Üretimi teşvik etmek yerine ithalat yaparak fiyatı düşürmeye çalışmak tam da dünya lideri bir ülkenin yapacağı türden korkunç derecede zekice bir çözüm! Nitekim bunu dünyanın en gelişmiş ülkelerinden Fransa yıllar önce görüp ödüllendirdi.
Yıl 2012... Yer Fransa... Görkemli bir tören yapılıyor.

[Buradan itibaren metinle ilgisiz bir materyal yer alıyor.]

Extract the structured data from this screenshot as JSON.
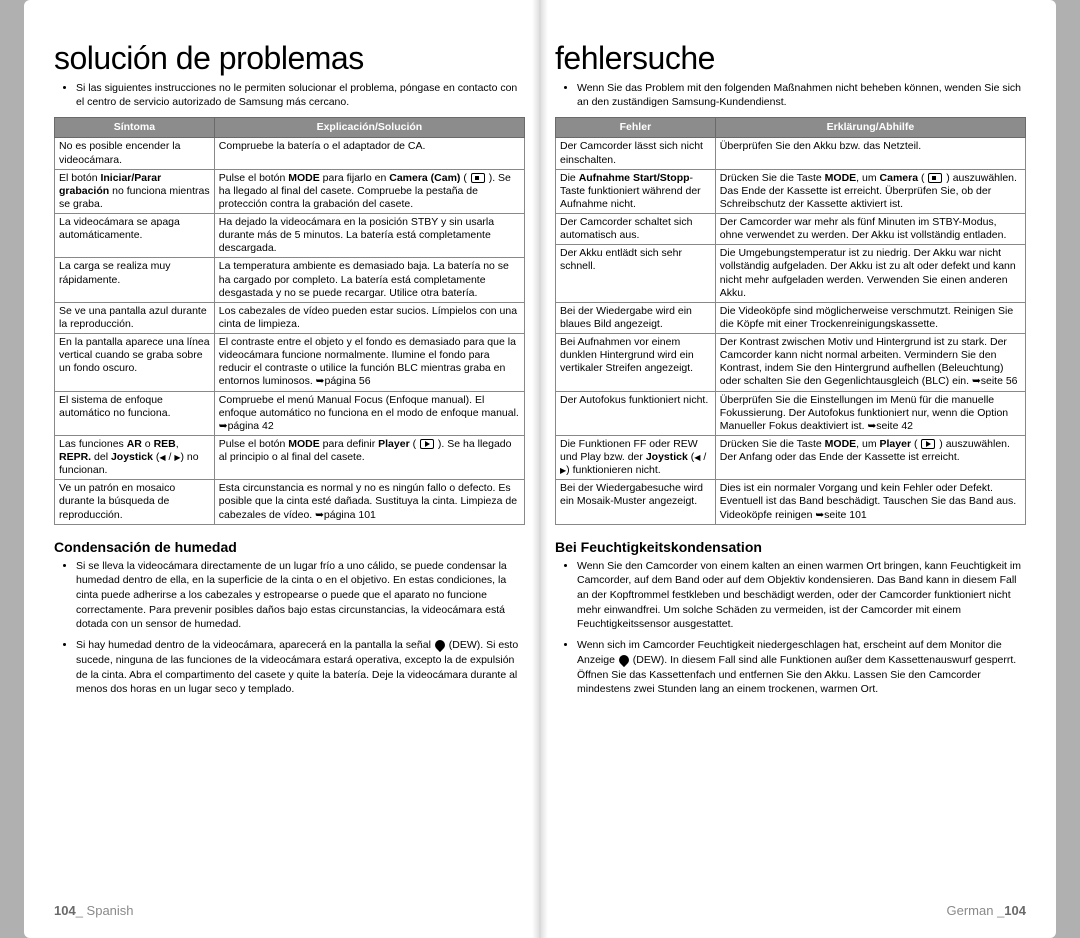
{
  "left": {
    "title": "solución de problemas",
    "intro": "Si las siguientes instrucciones no le permiten solucionar el problema, póngase en contacto con el centro de servicio autorizado de Samsung más cercano.",
    "table": {
      "head_symptom": "Síntoma",
      "head_explanation": "Explicación/Solución",
      "rows": [
        {
          "s": "No es posible encender la videocámara.",
          "e": "Compruebe la batería o el adaptador de CA."
        },
        {
          "s": "El botón <b>Iniciar/Parar grabación</b> no funciona mientras se graba.",
          "e": "Pulse el botón <b>MODE</b> para fijarlo en <b>Camera (Cam)</b> ( <span class='icon-box cam'></span> ). Se ha llegado al final del casete. Compruebe la pestaña de protección contra la grabación del casete."
        },
        {
          "s": "La videocámara se apaga automáticamente.",
          "e": "Ha dejado la videocámara en la posición STBY y sin usarla durante más de 5 minutos. La batería está completamente descargada."
        },
        {
          "s": "La carga se realiza muy rápidamente.",
          "e": "La temperatura ambiente es demasiado baja. La batería no se ha cargado por completo. La batería está completamente desgastada y no se puede recargar. Utilice otra batería."
        },
        {
          "s": "Se ve una pantalla azul durante la reproducción.",
          "e": "Los cabezales de vídeo pueden estar sucios. Límpielos con una cinta de limpieza."
        },
        {
          "s": "En la pantalla aparece una línea vertical cuando se graba sobre un fondo oscuro.",
          "e": "El contraste entre el objeto y el fondo es demasiado para que la videocámara funcione normalmente. Ilumine el fondo para reducir el contraste o utilice la función BLC mientras graba en entornos luminosos. ➥página 56"
        },
        {
          "s": "El sistema de enfoque automático no funciona.",
          "e": "Compruebe el menú Manual Focus (Enfoque manual). El enfoque automático no funciona en el modo de enfoque manual. ➥página 42"
        },
        {
          "s": "Las funciones <b>AR</b> o <b>REB</b>, <b>REPR.</b> del <b>Joystick</b> (<span class='tri-l'></span> / <span class='tri-r'></span>) no funcionan.",
          "e": "Pulse el botón <b>MODE</b> para definir <b>Player</b> ( <span class='icon-box play'></span> ). Se ha llegado al principio o al final del casete."
        },
        {
          "s": "Ve un patrón en mosaico durante la búsqueda de reproducción.",
          "e": "Esta circunstancia es normal y no es ningún fallo o defecto. Es posible que la cinta esté dañada. Sustituya la cinta. Limpieza de cabezales de vídeo. ➥página 101"
        }
      ]
    },
    "sub_heading": "Condensación de humedad",
    "body_items": [
      "Si se lleva la videocámara directamente de un lugar frío a uno cálido, se puede condensar la humedad dentro de ella, en la superficie de la cinta o en el objetivo. En estas condiciones, la cinta puede adherirse a los cabezales y estropearse o puede que el aparato no funcione correctamente. Para prevenir posibles daños bajo estas circunstancias, la videocámara está dotada con un sensor de humedad.",
      "Si hay humedad dentro de la videocámara, aparecerá en la pantalla la señal <span class='dew'></span> (DEW). Si esto sucede, ninguna de las funciones de la videocámara estará operativa, excepto la de expulsión de la cinta. Abra el compartimento del casete y quite la batería. Deje la videocámara durante al menos dos horas en un lugar seco y templado."
    ],
    "footer_num": "104",
    "footer_lang": "Spanish"
  },
  "right": {
    "title": "fehlersuche",
    "intro": "Wenn Sie das Problem mit den folgenden Maßnahmen nicht beheben können, wenden Sie sich an den zuständigen Samsung-Kundendienst.",
    "table": {
      "head_symptom": "Fehler",
      "head_explanation": "Erklärung/Abhilfe",
      "rows": [
        {
          "s": "Der Camcorder lässt sich nicht einschalten.",
          "e": "Überprüfen Sie den Akku bzw. das Netzteil."
        },
        {
          "s": "Die <b>Aufnahme Start/Stopp</b>-Taste funktioniert während der Aufnahme nicht.",
          "e": "Drücken Sie die Taste <b>MODE</b>, um <b>Camera</b> ( <span class='icon-box cam'></span> ) auszuwählen. Das Ende der Kassette ist erreicht. Überprüfen Sie, ob der Schreibschutz der Kassette aktiviert ist."
        },
        {
          "s": "Der Camcorder schaltet sich automatisch aus.",
          "e": "Der Camcorder war mehr als fünf Minuten im STBY-Modus, ohne verwendet zu werden. Der Akku ist vollständig entladen."
        },
        {
          "s": "Der Akku entlädt sich sehr schnell.",
          "e": "Die Umgebungstemperatur ist zu niedrig. Der Akku war nicht vollständig aufgeladen. Der Akku ist zu alt oder defekt und kann nicht mehr aufgeladen werden. Verwenden Sie einen anderen Akku."
        },
        {
          "s": "Bei der Wiedergabe wird ein blaues Bild angezeigt.",
          "e": "Die Videoköpfe sind möglicherweise verschmutzt. Reinigen Sie die Köpfe mit einer Trockenreinigungskassette."
        },
        {
          "s": "Bei Aufnahmen vor einem dunklen Hintergrund wird ein vertikaler Streifen angezeigt.",
          "e": "Der Kontrast zwischen Motiv und Hintergrund ist zu stark. Der Camcorder kann nicht normal arbeiten. Vermindern Sie den Kontrast, indem Sie den Hintergrund aufhellen (Beleuchtung) oder schalten Sie den Gegenlichtausgleich (BLC) ein. ➥seite 56"
        },
        {
          "s": "Der Autofokus funktioniert nicht.",
          "e": "Überprüfen Sie die Einstellungen im Menü für die manuelle Fokussierung. Der Autofokus funktioniert nur, wenn die Option Manueller Fokus deaktiviert ist. ➥seite 42"
        },
        {
          "s": "Die Funktionen FF oder REW und Play bzw. der <b>Joystick</b> (<span class='tri-l'></span> / <span class='tri-r'></span>) funktionieren nicht.",
          "e": "Drücken Sie die Taste <b>MODE</b>, um <b>Player</b> ( <span class='icon-box play'></span> ) auszuwählen. Der Anfang oder das Ende der Kassette ist erreicht."
        },
        {
          "s": "Bei der Wiedergabesuche wird ein Mosaik-Muster angezeigt.",
          "e": "Dies ist ein normaler Vorgang und kein Fehler oder Defekt. Eventuell ist das Band beschädigt. Tauschen Sie das Band aus. Videoköpfe reinigen ➥seite 101"
        }
      ]
    },
    "sub_heading": "Bei Feuchtigkeitskondensation",
    "body_items": [
      "Wenn Sie den Camcorder von einem kalten an einen warmen Ort bringen, kann Feuchtigkeit im Camcorder, auf dem Band oder auf dem Objektiv kondensieren. Das Band kann in diesem Fall an der Kopftrommel festkleben und beschädigt werden, oder der Camcorder funktioniert nicht mehr einwandfrei. Um solche Schäden zu vermeiden, ist der Camcorder mit einem Feuchtigkeitssensor ausgestattet.",
      "Wenn sich im Camcorder Feuchtigkeit niedergeschlagen hat, erscheint auf dem Monitor die Anzeige <span class='dew'></span> (DEW). In diesem Fall sind alle Funktionen außer dem Kassettenauswurf gesperrt. Öffnen Sie das Kassettenfach und entfernen Sie den Akku. Lassen Sie den Camcorder mindestens zwei Stunden lang an einem trockenen, warmen Ort."
    ],
    "footer_num": "104",
    "footer_lang": "German"
  }
}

Fransa’ya hizmetlerinden dolayı layık görünenlere Fransa hükümeti tarafından Şövalye Liyakat Nişanları veriyor.
Geleneksel olarak 1883 yılından itibaren verilen liyakat nişanı ilk kez bir Türk bakanına nasip oluyor. “Chevalier dans l-Ordre du Merite Agricole” yani “Tarım Alanında Şövalye Liyakat Nişanı” AKP’nin Tarım Bakanı Mehdi Eker tarafından “onur duyularak” alınıyor.

*  *  *

Peki, Türkiye’nin tarım bakanı Fransa’nın şövalyelik unvanını nasıl hak etti?
Fransa özellikle hayvancılıkta sıkıntılı günler yaşıyordu. Hükümetin uyguladığı politikaları protesto eden çiftçiler, başkent Paris’teki dünyaca ünlü Eyfel Kulesi’nin önünde toplanmıştı.
Hayvan yetiştiricileri kendilerine ayrılan 50 milyon Euro’luk yardımı az bulmuş ve koyunlarını Eyfel’in önündeki yeşil alanda otlatmıştı. Paris’in Taksim’i, ünlü Champs Elysees Meydanı’nı işgal etmişlerdi.
Meydana giden yolları kapatan çiftçiler, lastik ve saman yakarak eylem yapmıştı. Çiftçiler, açtıkları pankart ve dövizlerle dönemin Cumhurbaşkanı Nicolas Sarkozy’yi de protesto etmişti.

*  *  *

Çıkış yolu arayan Fransa, Türkiye’yi “hedef pazar” seçti. Fransız Tarım Bakanı, bunun için 5 milyon Euro kaynak ayırdıklarını söylemişti.
Türkiye’de o yıllarda canlı hayvan ve et ithalatı için kapıları açtı. Dış Ticaret Müsteşarlığı verilerine göre, 2010- 2012 döneminde Türkiye Fransa’dan yaklaşık 250 milyon dolarlık canlı hayvan ve et ithalatı gerçekleştirdi.
Kendi yetiştiricisine hayrı olmayan Türkiye, Fransız hayvancılarının beyaz atlı şövalyesi oldu. Samanını bile yurtdışından ithal eden Türkiye’nin Tarım Bakanı pişkin bir şekilde Paris’e gitti, nişanı aldı, onur duydu! Kral yapsalar yeriydi...

*  *  *

Önceki gün alınan kararlara göre sıfır gümrük vergisiyle 500 bin canlı büyükbaş hayvan, 475 bin canlı koyun ve keçi, 75 bin ton taze veya soğutulmuş büyükbaş hayvan eti, 20 bin ton da çeyrek karkas et ithal edilmesinin önü açıldı.
Yanı sıra 750 bin ton buğday, 700 bin ton arpa, 700 bin ton mısır, 100 bin ton pirinç ithal edilecek. Birileri yine birilerinin şövalyesi olacak.
Tarım ve hayvancılık bugün çökme noktasına gelmedi. Zaten çoktan çökmüştü. Çiftçi diye bir şey kalmadı. Parayı yandaş ithalatçılar ve tekel holdingler aralarında paylaştı. Komisyonlar takır takır hesaba yattı. Hepsi kazandı. Şövalyeler ise dış mihraklar diye ağlaşıp milleti kandırdı.